Anote-se que o processo foi inicialmente distribuído para a Col. 8ª Câmara de Direito Criminal (fls. 111), mas acabou redistribuído para esta E. 4ª Câmara de Direito Criminal Extraordinária em 3 de dezembro de 2013 (fls. 115).

É o relatório.

Cuida-se de apelação interposta pela representante do Ministério Público em exercício perante o juízo da Vara Única da Comarca de Nuporanga contra a r. sentença de fls. 89/92, que julgou improcedente a ação penal e absolveu Gilson Alves Contente, que era apontado como incurso no art. 7º, inciso IX, da Lei nº 8.137/90.

E, na análise dos argumentos trazidos com o recurso, forçoso concluir que improcede o inconformismo manifestado pelo representante do Ministério Público de primeira instância, tanto que nem mesmo mereceu o aplauso da d. Procuradoria de Justiça. De fato, não se vê nos autos o necessário exame pericial dos maços de cigarro apreendidos, pois, por aqui, existe apenas o ofício de fls. 46, do Centro de Vigilância Sanitária do Município de Sales Oliveira. Não se trata, por certo, de laudo pericial, mas simples “ofício” informando que os cigarros foram queimados porque estavam com o prazo de validade vencido, sem que se tenha demonstração de que eram impróprios ao consumo.

Até porque, não custa observar, tratando-se de cigarros, a própria mercadoria, por si só, já era prejudicial à saúde, a ponto de tornar imprescindível que a prova pericial demonstrasse que, naquelas condições, tinha maior potencial de prejudicar o consumidor. Vale dizer, não há como considerar demonstrada a materialidade da infração, pois como ela deixa vestígios, nos termos do art. 158, do Código de Processo Penal, a prova técnica era imprescindível.

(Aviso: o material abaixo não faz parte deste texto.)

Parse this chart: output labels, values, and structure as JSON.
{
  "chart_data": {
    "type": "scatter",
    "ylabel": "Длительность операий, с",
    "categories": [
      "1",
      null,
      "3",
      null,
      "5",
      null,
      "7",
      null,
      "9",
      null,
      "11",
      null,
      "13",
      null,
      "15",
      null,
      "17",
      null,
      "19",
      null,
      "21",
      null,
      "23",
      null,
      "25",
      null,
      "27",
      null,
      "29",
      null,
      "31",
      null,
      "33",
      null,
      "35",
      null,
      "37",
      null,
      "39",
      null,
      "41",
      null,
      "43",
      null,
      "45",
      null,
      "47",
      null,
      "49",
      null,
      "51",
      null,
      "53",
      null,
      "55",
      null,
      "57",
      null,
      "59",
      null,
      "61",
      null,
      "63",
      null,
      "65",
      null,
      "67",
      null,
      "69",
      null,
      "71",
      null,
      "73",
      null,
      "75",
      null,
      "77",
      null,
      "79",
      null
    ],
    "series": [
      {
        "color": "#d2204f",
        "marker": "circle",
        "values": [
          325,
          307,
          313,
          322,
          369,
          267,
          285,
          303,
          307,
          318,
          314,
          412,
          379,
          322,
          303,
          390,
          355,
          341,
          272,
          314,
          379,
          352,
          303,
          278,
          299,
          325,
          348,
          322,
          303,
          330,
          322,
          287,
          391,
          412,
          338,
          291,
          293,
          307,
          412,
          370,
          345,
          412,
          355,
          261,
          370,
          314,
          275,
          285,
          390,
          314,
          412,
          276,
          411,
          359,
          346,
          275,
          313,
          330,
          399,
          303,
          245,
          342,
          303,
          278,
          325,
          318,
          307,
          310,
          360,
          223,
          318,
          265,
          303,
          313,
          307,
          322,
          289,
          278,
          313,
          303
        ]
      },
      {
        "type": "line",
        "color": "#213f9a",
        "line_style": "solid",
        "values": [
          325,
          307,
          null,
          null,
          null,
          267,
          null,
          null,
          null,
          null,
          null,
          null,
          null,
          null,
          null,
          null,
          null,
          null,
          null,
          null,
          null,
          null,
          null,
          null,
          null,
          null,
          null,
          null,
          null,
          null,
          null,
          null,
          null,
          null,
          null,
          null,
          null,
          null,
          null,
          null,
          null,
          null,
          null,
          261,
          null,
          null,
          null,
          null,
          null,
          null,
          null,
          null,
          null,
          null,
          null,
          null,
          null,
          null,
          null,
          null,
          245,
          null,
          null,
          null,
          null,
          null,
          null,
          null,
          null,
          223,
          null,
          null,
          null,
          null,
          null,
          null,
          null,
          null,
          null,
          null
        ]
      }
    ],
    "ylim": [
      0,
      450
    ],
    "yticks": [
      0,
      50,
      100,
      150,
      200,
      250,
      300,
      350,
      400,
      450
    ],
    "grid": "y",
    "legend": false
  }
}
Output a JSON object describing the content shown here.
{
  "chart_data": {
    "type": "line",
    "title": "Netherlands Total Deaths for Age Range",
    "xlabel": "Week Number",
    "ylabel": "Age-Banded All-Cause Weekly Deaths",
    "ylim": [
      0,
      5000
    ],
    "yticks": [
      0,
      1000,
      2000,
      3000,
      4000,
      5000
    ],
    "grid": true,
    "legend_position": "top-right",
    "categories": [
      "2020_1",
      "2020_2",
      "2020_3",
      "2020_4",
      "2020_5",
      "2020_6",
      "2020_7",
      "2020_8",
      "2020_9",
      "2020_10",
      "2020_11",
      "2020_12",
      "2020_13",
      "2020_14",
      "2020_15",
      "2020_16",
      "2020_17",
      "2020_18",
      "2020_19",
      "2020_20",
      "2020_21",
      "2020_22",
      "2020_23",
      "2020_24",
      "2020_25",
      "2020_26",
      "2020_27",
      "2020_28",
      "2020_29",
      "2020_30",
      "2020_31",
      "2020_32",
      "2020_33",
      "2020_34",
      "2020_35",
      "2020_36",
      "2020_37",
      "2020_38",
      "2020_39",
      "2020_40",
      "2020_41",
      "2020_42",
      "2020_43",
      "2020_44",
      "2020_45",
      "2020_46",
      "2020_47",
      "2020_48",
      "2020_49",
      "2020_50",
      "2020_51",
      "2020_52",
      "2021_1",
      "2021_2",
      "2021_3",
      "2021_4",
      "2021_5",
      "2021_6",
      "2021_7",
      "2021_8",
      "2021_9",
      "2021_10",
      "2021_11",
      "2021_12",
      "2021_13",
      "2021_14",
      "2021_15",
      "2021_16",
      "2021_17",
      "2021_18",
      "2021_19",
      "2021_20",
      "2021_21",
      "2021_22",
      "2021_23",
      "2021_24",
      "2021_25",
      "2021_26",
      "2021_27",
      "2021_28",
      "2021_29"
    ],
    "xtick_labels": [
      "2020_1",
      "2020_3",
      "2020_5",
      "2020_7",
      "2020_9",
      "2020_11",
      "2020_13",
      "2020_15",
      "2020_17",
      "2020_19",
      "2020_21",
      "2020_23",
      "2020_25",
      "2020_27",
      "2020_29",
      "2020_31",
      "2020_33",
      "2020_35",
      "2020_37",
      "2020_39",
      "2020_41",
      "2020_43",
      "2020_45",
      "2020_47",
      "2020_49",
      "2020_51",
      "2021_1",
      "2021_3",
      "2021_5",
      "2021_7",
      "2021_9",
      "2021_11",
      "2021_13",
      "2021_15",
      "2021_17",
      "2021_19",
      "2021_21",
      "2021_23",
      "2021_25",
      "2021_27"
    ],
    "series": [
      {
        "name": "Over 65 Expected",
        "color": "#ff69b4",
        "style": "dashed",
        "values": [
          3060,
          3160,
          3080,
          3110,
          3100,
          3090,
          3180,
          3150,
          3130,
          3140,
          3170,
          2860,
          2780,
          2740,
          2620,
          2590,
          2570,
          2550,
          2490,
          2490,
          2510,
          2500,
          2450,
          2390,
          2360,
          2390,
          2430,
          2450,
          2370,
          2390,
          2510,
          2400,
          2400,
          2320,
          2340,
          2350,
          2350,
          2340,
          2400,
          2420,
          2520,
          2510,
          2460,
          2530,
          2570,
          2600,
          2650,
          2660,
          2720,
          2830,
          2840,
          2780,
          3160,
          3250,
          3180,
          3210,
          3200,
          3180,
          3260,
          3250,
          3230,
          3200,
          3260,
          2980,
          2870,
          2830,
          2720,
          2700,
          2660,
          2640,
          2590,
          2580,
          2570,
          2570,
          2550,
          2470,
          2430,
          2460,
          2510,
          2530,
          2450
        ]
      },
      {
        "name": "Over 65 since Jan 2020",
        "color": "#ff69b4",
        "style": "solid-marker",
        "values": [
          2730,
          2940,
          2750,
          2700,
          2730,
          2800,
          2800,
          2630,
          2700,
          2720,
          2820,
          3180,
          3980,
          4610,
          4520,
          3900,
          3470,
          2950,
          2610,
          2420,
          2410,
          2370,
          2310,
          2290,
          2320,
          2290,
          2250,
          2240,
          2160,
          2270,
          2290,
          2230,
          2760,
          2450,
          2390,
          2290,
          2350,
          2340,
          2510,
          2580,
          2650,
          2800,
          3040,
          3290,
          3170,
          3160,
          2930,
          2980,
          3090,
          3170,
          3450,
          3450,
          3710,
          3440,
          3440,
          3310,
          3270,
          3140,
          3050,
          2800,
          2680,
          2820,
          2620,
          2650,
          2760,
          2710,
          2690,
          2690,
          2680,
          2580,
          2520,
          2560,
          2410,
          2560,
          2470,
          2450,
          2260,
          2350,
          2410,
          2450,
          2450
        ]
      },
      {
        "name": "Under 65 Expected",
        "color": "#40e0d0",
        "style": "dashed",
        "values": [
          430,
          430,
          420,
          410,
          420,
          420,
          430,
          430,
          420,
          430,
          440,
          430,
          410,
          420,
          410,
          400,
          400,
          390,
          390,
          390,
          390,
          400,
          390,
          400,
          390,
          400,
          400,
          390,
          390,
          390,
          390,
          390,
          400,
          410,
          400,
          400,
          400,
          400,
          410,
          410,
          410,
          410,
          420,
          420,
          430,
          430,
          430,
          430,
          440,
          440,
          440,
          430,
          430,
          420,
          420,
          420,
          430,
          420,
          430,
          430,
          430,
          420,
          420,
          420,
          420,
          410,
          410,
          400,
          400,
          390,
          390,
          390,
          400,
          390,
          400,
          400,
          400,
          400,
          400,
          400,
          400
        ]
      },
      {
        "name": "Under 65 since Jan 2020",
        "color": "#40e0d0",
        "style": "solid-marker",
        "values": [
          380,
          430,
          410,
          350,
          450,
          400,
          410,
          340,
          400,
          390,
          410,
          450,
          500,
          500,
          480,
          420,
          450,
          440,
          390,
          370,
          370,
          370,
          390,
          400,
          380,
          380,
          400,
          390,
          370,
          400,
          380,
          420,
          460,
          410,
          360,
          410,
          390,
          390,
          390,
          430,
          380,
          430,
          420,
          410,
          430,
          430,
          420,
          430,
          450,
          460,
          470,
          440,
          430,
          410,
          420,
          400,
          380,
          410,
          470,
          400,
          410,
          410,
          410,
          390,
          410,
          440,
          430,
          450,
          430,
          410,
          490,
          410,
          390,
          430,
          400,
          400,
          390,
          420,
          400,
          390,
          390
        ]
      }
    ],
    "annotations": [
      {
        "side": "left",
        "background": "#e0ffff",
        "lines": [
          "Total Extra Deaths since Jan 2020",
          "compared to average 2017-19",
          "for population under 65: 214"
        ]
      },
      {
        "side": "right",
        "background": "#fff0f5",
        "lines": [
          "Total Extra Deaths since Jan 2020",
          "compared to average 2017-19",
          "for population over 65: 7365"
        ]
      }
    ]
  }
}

Nesse sentido a doutrina de Guilherme de Souza Nucci, para quem “…ter matéria-prima ou mercadoria em condições impróprias ao consumo é situação que, logicamente, deixa vestígio material, preenchendo o disposto no art. 1258 do Código de Processo Penal…Por isso, cremos indispensável a realização do exame pericial para atestar que a mercadoria ou a matéria-prima, realmente, pela avaliação de especialistas, é imprópria para consumo…” (Leis Penais e Processuais Comentaras, Editora Revista dos Tribunais, 5ª edição, pag. 1087). A jurisprudência não destoa dessa orientação:

“Agentes que fabricam e mantém em depósito, para venda, produtos em desconformidade com as normas regulamentares de fabricação e distribuição. Imputação do crime do inciso IX do art. 7º da Lei nº 8.137/90. Norma penal em branco, a ter seu conteúdo preenchido pela norma do inciso II do § 6º do art. 18 da Lei nº 8.078/90. 2. São impróprios para consumo os produtos fabricados em desacordo com as normas regulamentares de fabricação, distribuição ou apresentação. A criminalização da conduta, todavia, está a exigir do titular da ação penal a comprovação da impropriedade do produto para uso. Pelo que imprescindível, no caso, a realização de exame pericial para aferir a nocividade dos produtos apreendidos. 3. Ordem concedida.” (STF, HC 90779, Relator(a): Min. Carlos Britto, Primeira Turma, julgado em 17/06/2008, DJe-202, divulg 23-10-2008, public 24-10-2008, ement vol-02338-02, pp-00244); “Da leitura do artigo 7º, inciso IX, da Lei 8.137/1990, percebe- se que se trata de delito não transeunte, que deixa vestígios materiais, sendo indispensável, portanto, a realização de perícia para a sua comprovação, nos termos do artigo 158 do Código de Processo Penal. Doutrina. Precedentes do STJ e do STF.” (STJ, RHC 42.499/SP, Rel. Ministro Jorge Mussi, Quinta Turma, julgado em 10/12/2013, DJe 03/02/2014).

Portanto, na medida em que, por aqui, não foi realizada a perícia nos objetos apreendidos; e como essa prova não pode ser suprida até mesmo pela confissão do acusado, a absolvição, ainda que por outro motivo já que o princípio da insignificância não pode ser aplicado para os casos de crimes contra as relações de consumo era medida que realmente se impunha.

Diante do exposto, NEGA-SE PROVIMENTO AO RECURSO para a manutenção da absolvição, com alteração do fundamento para o art. 386, inciso VII, do Código de Processo Penal.